Input: Is there anywhere to catch a bus?

Response: Yes, there is a bus stop in the image, with benches for passengers to sit on and a covered area. A traffic cone is also present, and a bridge can be seen in the background.

Input: Where can I shelter if it rains?

Response: You can shelter at the bus stop if it rains, as there is a bus shelter nearby with benches and a roof providing protection from the elements.

Image 6

Image of a luxury yacht for testing AI vision language model

Luxury yacht. Photo: JT.

Input: What can you see?

Response: A helicopter is positioned on a ship, with a metal fence in the foreground. The background features a variety of elements, including buildings, trees, a road, a water body, and the sky.

Image 7

Photo of New Cut Coffee shop in Bristol, UK, for testing AI vision language model.

Coffee shop. Photo: JT.

Input: Is there anywhere to get a warm drink around here?

Response: Yes, there is a coffee shop nearby. The image shows a red building with the words “New Cut Coffee” on it, and a black fence. A black car is parked in the lot, and a white building is visible in the background. The sky is blue overhead.

Input: Does the coffee shop sell sandwiches?

Response: Yes.

Input: What else is there to eat at the coffee shop?

Response: In addition to coffee, the New Cut Coffee shop offers sandwiches and pastries. The image also features a building and a vehicle in the background.

Image 8

Web cam image for testing AI vision language model.

Web cam mode: the tiny VLM live demo can accept images via a connected webcam if browser permissions are given. Screengrab: JT.

Input: Can you see any ethernet ports?

Response: Yes, there are two visible ports on the device that the man is holding.

Verdict on tiny VLM testing

It’s hard not to be impressed with the performance of Moondream2 – a VLM that’s initialized with weights from SigLIP and Phi 1.5, and then trained using synthetic data generated by Mixtral.

Evaluating the responses generated from TechHQ’s test sequence of images and text inputs, it’s clear that Moondream2 gets more right than it gets wrong, and is capable of noticing fine details that weary human eyes may miss. Also, as mentioned, the AI model’s small footprint is another winning feature – paving the way for inference to take place on edge devices that could include drones or robots.

VLMs could turn out to be incredibly useful in helping robots orientate themselves in the world and being able to run algorithms locally eliminates the need for network access, or at least provides redundancy in the case of outages.
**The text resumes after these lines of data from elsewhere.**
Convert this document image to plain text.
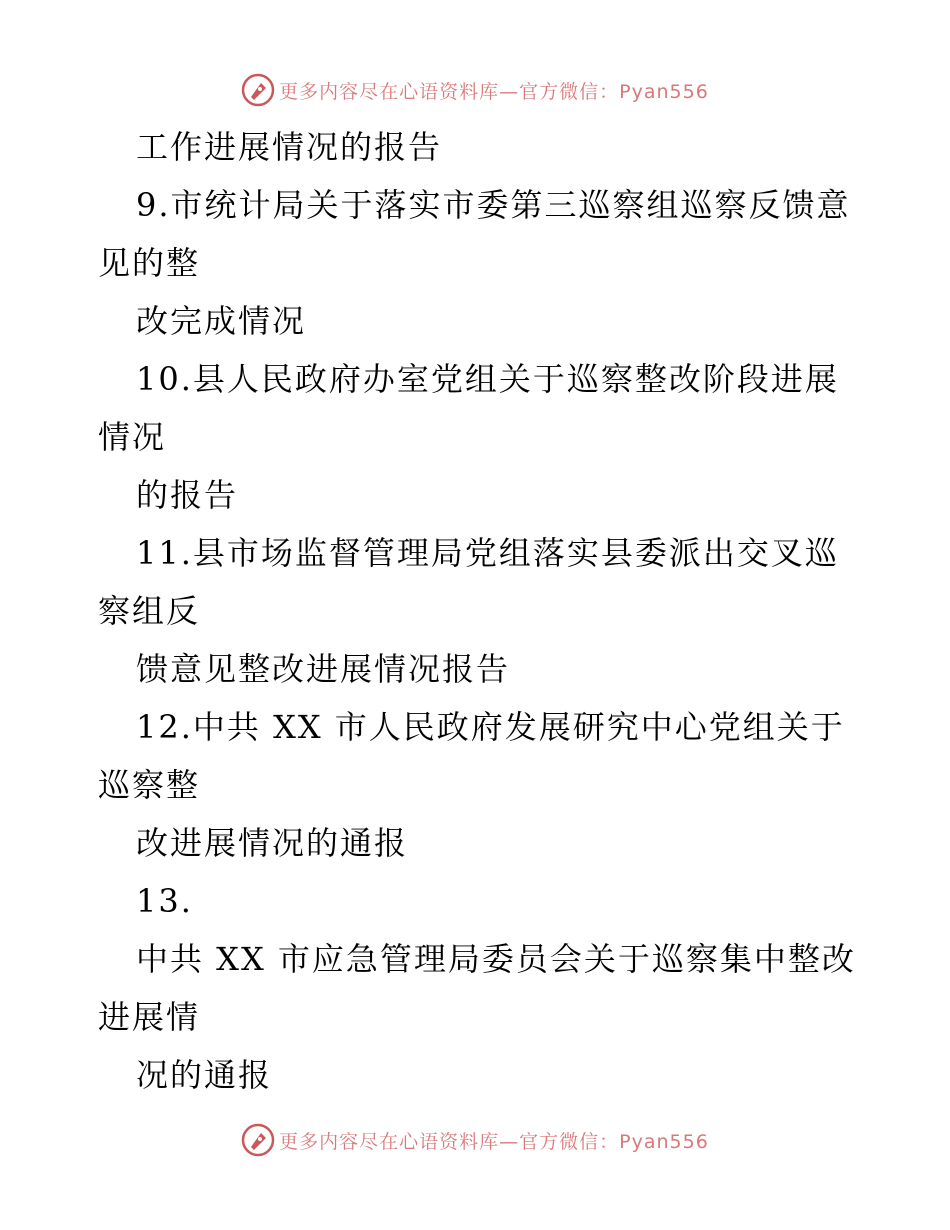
更多内容尽在心语资料库—官方微信：Pyan556
工作进展情况的报告
9.市统计局关于落实市委第三巡察组巡察反馈意
见的整
改完成情况
10.县人民政府办室党组关于巡察整改阶段进展
情况
的报告
11.县市场监督管理局党组落实县委派出交叉巡
察组反
馈意见整改进展情况报告
12.中共 XX 市人民政府发展研究中心党组关于
巡察整
改进展情况的通报
13.
中共 XX 市应急管理局委员会关于巡察集中整改
进展情
况的通报
更多内容尽在心语资料库—官方微信：Pyan556
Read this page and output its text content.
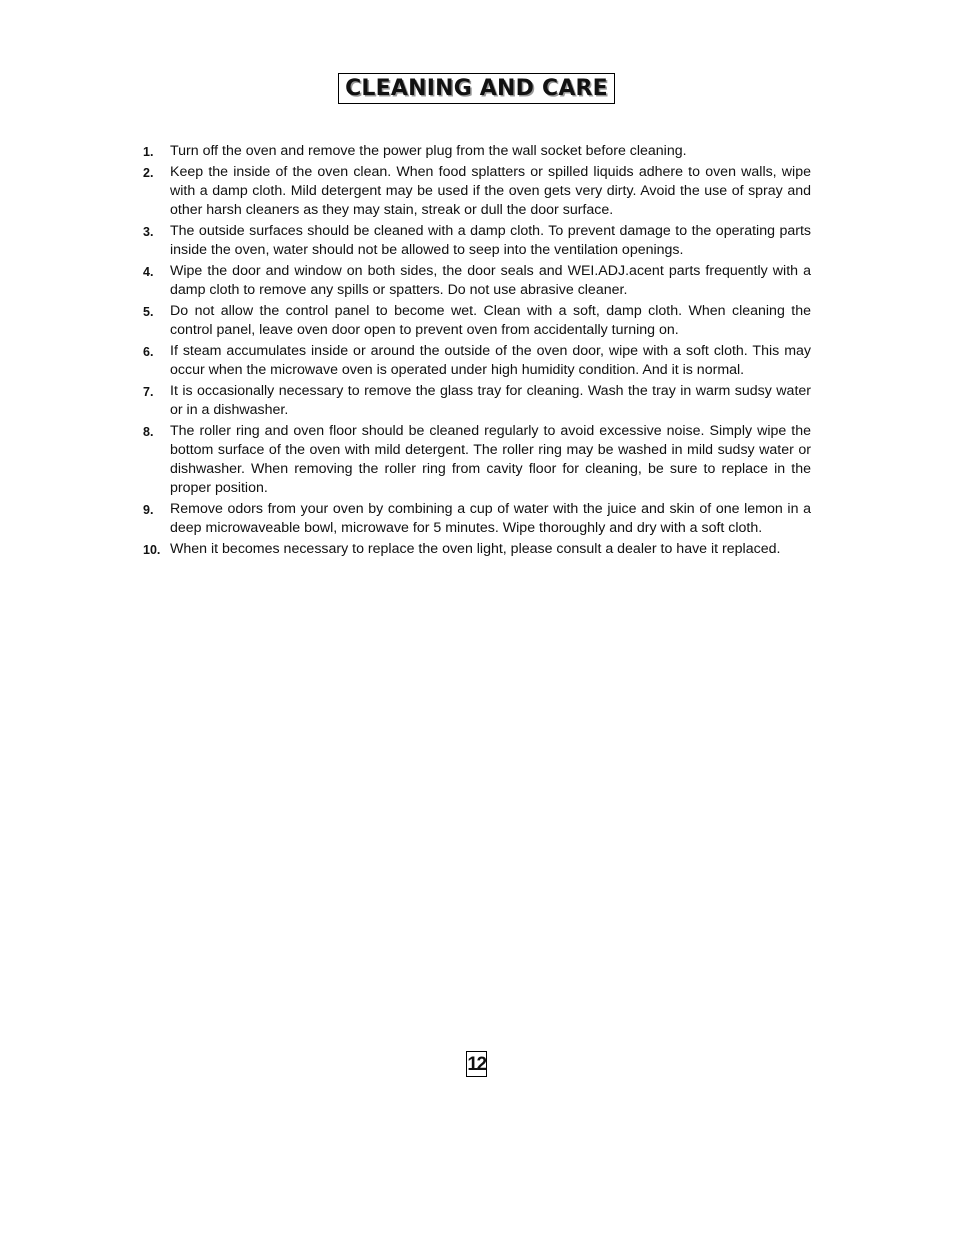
CLEANING AND CARE
1. Turn off the oven and remove the power plug from the wall socket before cleaning.
2. Keep the inside of the oven clean. When food splatters or spilled liquids adhere to oven walls, wipe with a damp cloth. Mild detergent may be used if the oven gets very dirty. Avoid the use of spray and other harsh cleaners as they may stain, streak or dull the door surface.
3. The outside surfaces should be cleaned with a damp cloth. To prevent damage to the operating parts inside the oven, water should not be allowed to seep into the ventilation openings.
4. Wipe the door and window on both sides, the door seals and WEI.ADJ.acent parts frequently with a damp cloth to remove any spills or spatters. Do not use abrasive cleaner.
5. Do not allow the control panel to become wet. Clean with a soft, damp cloth. When cleaning the control panel, leave oven door open to prevent oven from accidentally turning on.
6. If steam accumulates inside or around the outside of the oven door, wipe with a soft cloth. This may occur when the microwave oven is operated under high humidity condition. And it is normal.
7. It is occasionally necessary to remove the glass tray for cleaning. Wash the tray in warm sudsy water or in a dishwasher.
8. The roller ring and oven floor should be cleaned regularly to avoid excessive noise. Simply wipe the bottom surface of the oven with mild detergent. The roller ring may be washed in mild sudsy water or dishwasher. When removing the roller ring from cavity floor for cleaning, be sure to replace in the proper position.
9. Remove odors from your oven by combining a cup of water with the juice and skin of one lemon in a deep microwaveable bowl, microwave for 5 minutes. Wipe thoroughly and dry with a soft cloth.
10. When it becomes necessary to replace the oven light, please consult a dealer to have it replaced.
12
A smart idea for smart glasses

Alongside its launch of the Quest 3 VR headset, Meta also announced a collaboration with Ray-Ban to produce an updated line of smart glasses. The product, which features Qualcomm’s weight-distributed Snapdragon AR platform, has some local voice control capabilities – for example, to instruct the spectacles to take images using the built-in ultra-wide 12MP camera. Users simply have to say, “Hey Meta, take a picture.”
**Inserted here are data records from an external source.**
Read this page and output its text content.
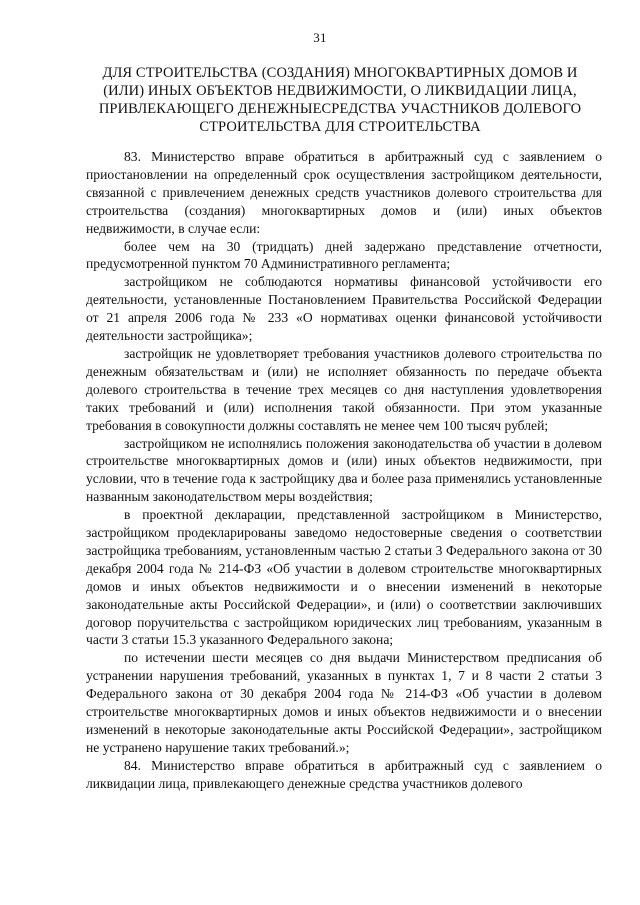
31
ДЛЯ СТРОИТЕЛЬСТВА (СОЗДАНИЯ) МНОГОКВАРТИРНЫХ ДОМОВ И
(ИЛИ) ИНЫХ ОБЪЕКТОВ НЕДВИЖИМОСТИ, О ЛИКВИДАЦИИ ЛИЦА,
ПРИВЛЕКАЮЩЕГО ДЕНЕЖНЫЕСРЕДСТВА УЧАСТНИКОВ ДОЛЕВОГО
СТРОИТЕЛЬСТВА ДЛЯ СТРОИТЕЛЬСТВА

83. Министерство вправе обратиться в арбитражный суд с заявлением о приостановлении на определенный срок осуществления застройщиком деятельности, связанной с привлечением денежных средств участников долевого строительства для строительства (создания) многоквартирных домов и (или) иных объектов недвижимости, в случае если:

более чем на 30 (тридцать) дней задержано представление отчетности, предусмотренной пунктом 70 Административного регламента;

застройщиком не соблюдаются нормативы финансовой устойчивости его деятельности, установленные Постановлением Правительства Российской Федерации от 21 апреля 2006 года № 233 «О нормативах оценки финансовой устойчивости деятельности застройщика»;

застройщик не удовлетворяет требования участников долевого строительства по денежным обязательствам и (или) не исполняет обязанность по передаче объекта долевого строительства в течение трех месяцев со дня наступления удовлетворения таких требований и (или) исполнения такой обязанности. При этом указанные требования в совокупности должны составлять не менее чем 100 тысяч рублей;

застройщиком не исполнялись положения законодательства об участии в долевом строительстве многоквартирных домов и (или) иных объектов недвижимости, при условии, что в течение года к застройщику два и более раза применялись установленные названным законодательством меры воздействия;

в проектной декларации, представленной застройщиком в Министерство, застройщиком продекларированы заведомо недостоверные сведения о соответствии застройщика требованиям, установленным частью 2 статьи 3 Федерального закона от 30 декабря 2004 года № 214-ФЗ «Об участии в долевом строительстве многоквартирных домов и иных объектов недвижимости и о внесении изменений в некоторые законодательные акты Российской Федерации», и (или) о соответствии заключивших договор поручительства с застройщиком юридических лиц требованиям, указанным в части 3 статьи 15.3 указанного Федерального закона;

по истечении шести месяцев со дня выдачи Министерством предписания об устранении нарушения требований, указанных в пунктах 1, 7 и 8 части 2 статьи 3 Федерального закона от 30 декабря 2004 года № 214-ФЗ «Об участии в долевом строительстве многоквартирных домов и иных объектов недвижимости и о внесении изменений в некоторые законодательные акты Российской Федерации», застройщиком не устранено нарушение таких требований.»;

84. Министерство вправе обратиться в арбитражный суд с заявлением о ликвидации лица, привлекающего денежные средства участников долевого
Being able to couple those photos with a VLM running locally would turn the Ray-Ban smart glasses into a much more compelling product, and could bring scenes to life for visually impaired wearers without the need for pairing with a smartphone.
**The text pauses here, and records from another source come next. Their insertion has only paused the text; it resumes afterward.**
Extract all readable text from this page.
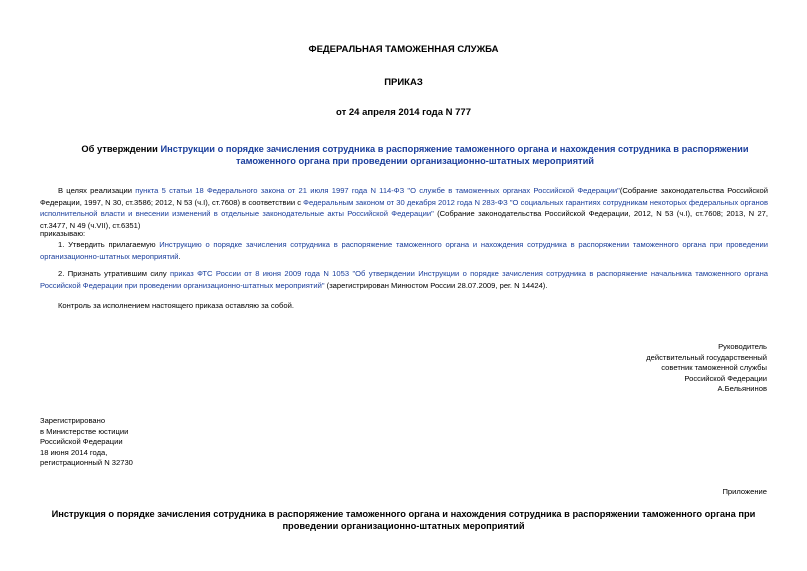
ФЕДЕРАЛЬНАЯ ТАМОЖЕННАЯ СЛУЖБА
ПРИКАЗ
от 24 апреля 2014 года N 777
Об утверждении Инструкции о порядке зачисления сотрудника в распоряжение таможенного органа и нахождения сотрудника в распоряжении таможенного органа при проведении организационно-штатных мероприятий
В целях реализации пункта 5 статьи 18 Федерального закона от 21 июля 1997 года N 114-ФЗ "О службе в таможенных органах Российской Федерации"(Собрание законодательства Российской Федерации, 1997, N 30, ст.3586; 2012, N 53 (ч.I), ст.7608) в соответствии с Федеральным законом от 30 декабря 2012 года N 283-ФЗ "О социальных гарантиях сотрудникам некоторых федеральных органов исполнительной власти и внесении изменений в отдельные законодательные акты Российской Федерации" (Собрание законодательства Российской Федерации, 2012, N 53 (ч.I), ст.7608; 2013, N 27, ст.3477, N 49 (ч.VII), ст.6351)
приказываю:
1. Утвердить прилагаемую Инструкцию о порядке зачисления сотрудника в распоряжение таможенного органа и нахождения сотрудника в распоряжении таможенного органа при проведении организационно-штатных мероприятий.
2. Признать утратившим силу приказ ФТС России от 8 июня 2009 года N 1053 "Об утверждении Инструкции о порядке зачисления сотрудника в распоряжение начальника таможенного органа Российской Федерации при проведении организационно-штатных мероприятий" (зарегистрирован Минюстом России 28.07.2009, рег. N 14424).
Контроль за исполнением настоящего приказа оставляю за собой.
Руководитель
действительный государственный
советник таможенной службы
Российской Федерации
А.Бельянинов
Зарегистрировано
в Министерстве юстиции
Российской Федерации
18 июня 2014 года,
регистрационный N 32730
Приложение
Инструкция о порядке зачисления сотрудника в распоряжение таможенного органа и нахождения сотрудника в распоряжении таможенного органа при проведении организационно-штатных мероприятий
Vision assistance powered by edge-compatible VLMs could dramatically enhance the capabilities of digital camera-equipped devices. As the webcam image in our test sequence highlights, there’s the potential for algorithms to help with maintenance and repair tasks, distributing knowledge and expertise across the globe.

AI is doing for knowledge work what robotics has done for manufacturing, and it’s just the beginning.